Last month, Coach and Kate Spade parent company Tapestry inked a 10-year partnership with Swiss carbon removal startup Climeworks.
It’s a bold move. A decade-long partnership is the kind of long-term support most climate solutions can only dream of. And sustainability is an increasingly flammable topic for US businesses. The Trump administration is rolling out a systemic crackdown on climate action, rewriting and removing critical climate databases, cutting funding for scientific research, and creating a culture of fear for corporations publicly committed to the cause.
“This was an opportunity for us to establish a long-term partnership and send market signals that this type of innovation is needed,” says Tapestry’s global head of ESG and sustainability, Logan Duran, in an exclusive interview with Vogue Business. “There are going to be emissions that we’re unable to address, and we need credible, long-term, durable carbon removal solutions to address them.”
There are several reasons why this is not a silver bullet: the partnership was designed to offset Tapestry’s Scope 1 emissions, but the majority of fashion’s emissions lie in Scope 3. Likewise, carbon removal is a nascent and relatively controversial approach to offsetting carbon emissions, and carbon offsetting itself is generally considered a last resort.
But it’s still rare progress for a US fashion company in the current climate.
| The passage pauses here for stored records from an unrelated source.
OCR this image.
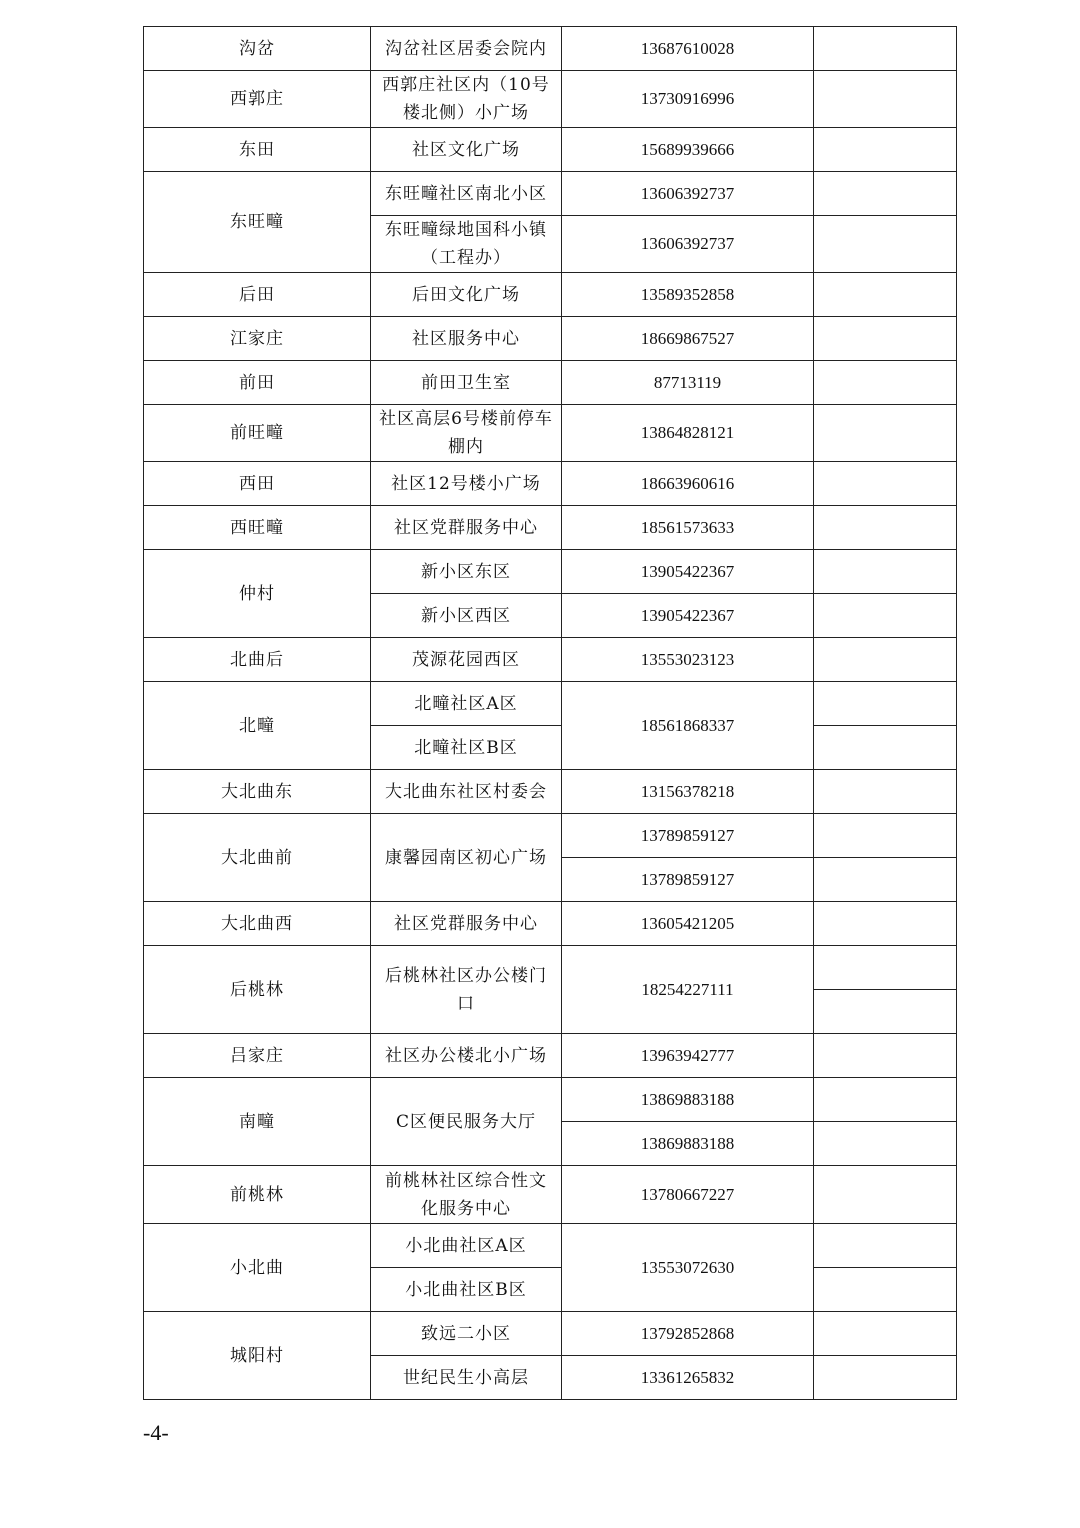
沟岔	沟岔社区居委会院内	13687610028	
西郭庄	西郭庄社区内（10号楼北侧）小广场	13730916996	
东田	社区文化广场	15689939666	
东旺疃	东旺疃社区南北小区	13606392737	
	东旺疃绿地国科小镇（工程办）	13606392737	
后田	后田文化广场	13589352858	
江家庄	社区服务中心	18669867527	
前田	前田卫生室	87713119	
前旺疃	社区高层6号楼前停车棚内	13864828121	
西田	社区12号楼小广场	18663960616	
西旺疃	社区党群服务中心	18561573633	
仲村	新小区东区	13905422367	
	新小区西区	13905422367	
北曲后	茂源花园西区	13553023123	
北疃	北疃社区A区	18561868337	
	北疃社区B区		
大北曲东	大北曲东社区村委会	13156378218	
大北曲前	康馨园南区初心广场	13789859127	
		13789859127	
大北曲西	社区党群服务中心	13605421205	
后桃林	后桃林社区办公楼门口	18254227111	

吕家庄	社区办公楼北小广场	13963942777	
南疃	C区便民服务大厅	13869883188	
		13869883188	
前桃林	前桃林社区综合性文化服务中心	13780667227	
小北曲	小北曲社区A区	13553072630	
	小北曲社区B区		
城阳村	致远二小区	13792852868	
	世纪民生小高层	13361265832	
-4-
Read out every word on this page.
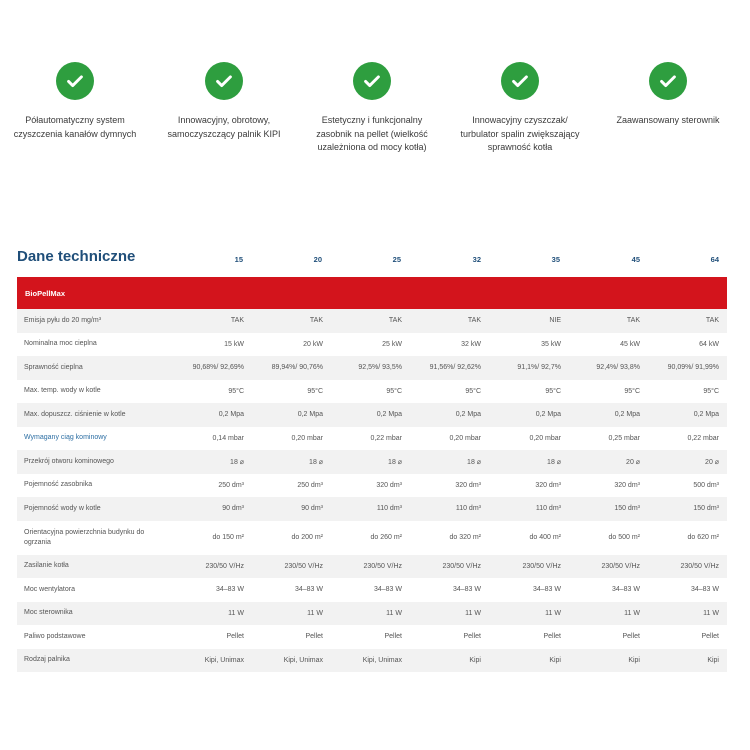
Półautomatyczny system czyszczenia kanałów dymnych
Innowacyjny, obrotowy, samoczyszczący palnik KIPI
Estetyczny i funkcjonalny zasobnik na pellet (wielkość uzależniona od mocy kotła)
Innowacyjny czyszczak/ turbulator spalin zwiększający sprawność kotła
Zaawansowany sterownik
Dane techniczne	15	20	25	32	35	45	64
BioPellMax
Emisja pyłu do 20 mg/m³	TAK	TAK	TAK	TAK	NIE	TAK	TAK
Nominalna moc cieplna	15 kW	20 kW	25 kW	32 kW	35 kW	45 kW	64 kW
Sprawność cieplna	90,68%/ 92,69%	89,94%/ 90,76%	92,5%/ 93,5%	91,56%/ 92,62%	91,1%/ 92,7%	92,4%/ 93,8%	90,09%/ 91,99%
Max. temp. wody w kotle	95°C	95°C	95°C	95°C	95°C	95°C	95°C
Max. dopuszcz. ciśnienie w kotle	0,2 Mpa	0,2 Mpa	0,2 Mpa	0,2 Mpa	0,2 Mpa	0,2 Mpa	0,2 Mpa
Wymagany ciąg kominowy	0,14 mbar	0,20 mbar	0,22 mbar	0,20 mbar	0,20 mbar	0,25 mbar	0,22 mbar
Przekrój otworu kominowego	18 ⌀	18 ⌀	18 ⌀	18 ⌀	18 ⌀	20 ⌀	20 ⌀
Pojemność zasobnika	250 dm³	250 dm³	320 dm³	320 dm³	320 dm³	320 dm³	500 dm³
Pojemność wody w kotle	90 dm³	90 dm³	110 dm³	110 dm³	110 dm³	150 dm³	150 dm³
Orientacyjna powierzchnia budynku do ogrzania
do 150 m²	do 200 m²	do 260 m²	do 320 m²	do 400 m²	do 500 m²	do 620 m²
Zasilanie kotła	230/50 V/Hz	230/50 V/Hz	230/50 V/Hz	230/50 V/Hz	230/50 V/Hz	230/50 V/Hz	230/50 V/Hz
Moc wentylatora	34–83 W	34–83 W	34–83 W	34–83 W	34–83 W	34–83 W	34–83 W
Moc sterownika	11 W	11 W	11 W	11 W	11 W	11 W	11 W
Paliwo podstawowe	Pellet	Pellet	Pellet	Pellet	Pellet	Pellet	Pellet
Rodzaj palnika	Kipi, Unimax	Kipi, Unimax	Kipi, Unimax	Kipi	Kipi	Kipi	Kipi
And the reason Tapestry is able to make investments like this is because Duran and his team have doubled down on the business case for sustainability, he explains. It’s a complex process, and every brand seems to have a different approach. Tapestry’s is focused on figuring out how to quantify climate risks, presenting the cost of inaction — the subject of a recent Apparel Impact Institute report — and positioning sustainability as central to both present and future business resilience. Here’s how they did it.
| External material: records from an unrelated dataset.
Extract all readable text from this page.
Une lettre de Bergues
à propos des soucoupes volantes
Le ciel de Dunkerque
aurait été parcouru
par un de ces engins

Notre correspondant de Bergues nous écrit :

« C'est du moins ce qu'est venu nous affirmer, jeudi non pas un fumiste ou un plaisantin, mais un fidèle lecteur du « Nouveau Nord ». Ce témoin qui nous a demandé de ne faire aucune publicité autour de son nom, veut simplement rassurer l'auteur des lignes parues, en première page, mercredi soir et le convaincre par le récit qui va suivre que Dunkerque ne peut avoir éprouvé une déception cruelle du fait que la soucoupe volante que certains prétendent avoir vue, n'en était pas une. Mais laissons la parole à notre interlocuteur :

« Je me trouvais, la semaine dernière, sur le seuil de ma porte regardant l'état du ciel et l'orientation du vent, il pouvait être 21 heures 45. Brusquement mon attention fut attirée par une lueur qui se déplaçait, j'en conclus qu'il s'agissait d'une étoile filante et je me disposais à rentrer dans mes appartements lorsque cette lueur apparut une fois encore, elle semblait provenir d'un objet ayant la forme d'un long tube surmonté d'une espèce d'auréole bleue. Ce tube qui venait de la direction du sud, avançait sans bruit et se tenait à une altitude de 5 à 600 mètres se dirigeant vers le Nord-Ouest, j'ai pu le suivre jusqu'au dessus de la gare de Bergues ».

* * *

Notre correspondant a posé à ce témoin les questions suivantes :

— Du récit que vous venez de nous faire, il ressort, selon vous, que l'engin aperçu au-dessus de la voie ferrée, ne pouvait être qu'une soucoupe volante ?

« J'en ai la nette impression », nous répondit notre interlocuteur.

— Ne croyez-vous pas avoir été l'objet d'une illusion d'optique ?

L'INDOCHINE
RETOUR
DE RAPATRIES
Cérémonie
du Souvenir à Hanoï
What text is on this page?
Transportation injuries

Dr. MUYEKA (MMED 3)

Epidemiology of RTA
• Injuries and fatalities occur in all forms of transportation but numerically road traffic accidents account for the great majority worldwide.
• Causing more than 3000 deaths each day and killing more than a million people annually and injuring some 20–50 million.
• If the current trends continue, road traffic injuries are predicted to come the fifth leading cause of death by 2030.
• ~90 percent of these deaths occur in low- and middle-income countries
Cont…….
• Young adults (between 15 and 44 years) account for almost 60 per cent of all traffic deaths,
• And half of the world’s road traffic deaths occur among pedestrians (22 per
The Tapestry Foundation has a multi-year partnership with World Wildlife Fund (WWF), worth $3 million, which is designed to advance more sustainable leather production and biodiversity protection. This includes projects that prevent deforestation, restore degraded landscapes and create sustainable livelihoods for local communities, addressing key climate risks identified in the scenario analysis.Photos: Silas Ismael / WWF Brazil
Mapping climate risks
In 2022, Duran’s team completed its first climate risk scenario analysis — a technical name for a dynamic process, designed to help Tapestry understand how climate change will impact its business moving forward. It’s a multi-year undertaking, the accuracy of which has evolved over time.
For the second iteration, completed at the end of 2025, Duran’s team focused on two different types of risk: physical risks and transition risks. “The physical risks are generally a little more straightforward,” he explains. “We identify around 250 sites across the organization, from corporate offices and retail stores to fulfilment centers and suppliers across Tier 1 and Tier 2. We’re looking for risks like the potential for flooding or droughts and extreme heat, and how those issues might impact the organization in the long run.”